On memorial day, me and my husband were remembering his two grandfathers and keeping their stories alive. The stories have both sweetness and bitterness. He is from the UK and one grandfather was in the Royal Marines (special forces/commandos) during WWII. He was involved with some raids in Norway to prevent the Germans from getting 'heavy water' which could be used to make nuclear weapons.
The second grandfather was a merchant marine officer and ran the gauntlet bringing supplies in convoys from the US and Canada to the UK. His ship was sunk by a Uboat in the mid-Atlantic. My husband says that in convoys when a ship was sunk the other friendly ships couldn't stop to pick up survivors, you had to just keep going to save your own ship. His grandfather, one other officer and three Egyptian crew men made it to a life raft. They floated on the life raft in the middle of the ocean for ten days while the German Uboat followed them.
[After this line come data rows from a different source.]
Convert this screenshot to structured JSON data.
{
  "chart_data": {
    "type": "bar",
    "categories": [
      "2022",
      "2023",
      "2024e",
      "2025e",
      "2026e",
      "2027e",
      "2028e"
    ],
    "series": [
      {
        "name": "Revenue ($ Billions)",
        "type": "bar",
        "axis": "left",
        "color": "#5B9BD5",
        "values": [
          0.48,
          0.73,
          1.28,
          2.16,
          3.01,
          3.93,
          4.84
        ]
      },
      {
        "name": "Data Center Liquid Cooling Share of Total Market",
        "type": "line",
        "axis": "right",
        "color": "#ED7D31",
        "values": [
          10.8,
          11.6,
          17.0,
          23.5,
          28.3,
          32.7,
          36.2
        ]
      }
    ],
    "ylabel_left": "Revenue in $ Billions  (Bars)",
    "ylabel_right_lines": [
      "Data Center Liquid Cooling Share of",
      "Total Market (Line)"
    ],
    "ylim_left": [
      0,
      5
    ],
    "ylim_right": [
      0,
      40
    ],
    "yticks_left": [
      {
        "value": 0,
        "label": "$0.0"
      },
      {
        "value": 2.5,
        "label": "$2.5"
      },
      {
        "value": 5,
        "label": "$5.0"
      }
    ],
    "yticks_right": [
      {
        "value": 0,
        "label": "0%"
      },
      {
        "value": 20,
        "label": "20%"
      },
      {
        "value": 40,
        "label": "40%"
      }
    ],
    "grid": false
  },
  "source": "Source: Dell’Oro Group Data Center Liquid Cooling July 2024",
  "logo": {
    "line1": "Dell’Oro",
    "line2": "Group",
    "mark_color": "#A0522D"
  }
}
At the end of the ten days the German captain of the Uboat rescued the two officers on the raft. The Germans didn't take the three Egyptian crewmen off the raft (all the people on his grandfather's ship were civilians, merchant sailors, not soldiers) although they left them water and supplies. According to the grandfather it was rare for a Uboat at that time in the war to pick up survivors. My husband thinks it was very unlikely any other ship would be able to pick up the crew members.
After the war both men came home and were not able to reintegrate well with their families. They were almost never spoken of by their children in later years as their relationships with their wives and children were very troubled, and there was no understanding of PTSD at the time.
However, the grandfather rescued by the German Uboat captain corresponded with him the rest of his life, they became good friends and visited each other several times. The grandfather owed his life to that captain, and therefore so did my husband's mother and aunt (born after the war), and of course my husband and his brother.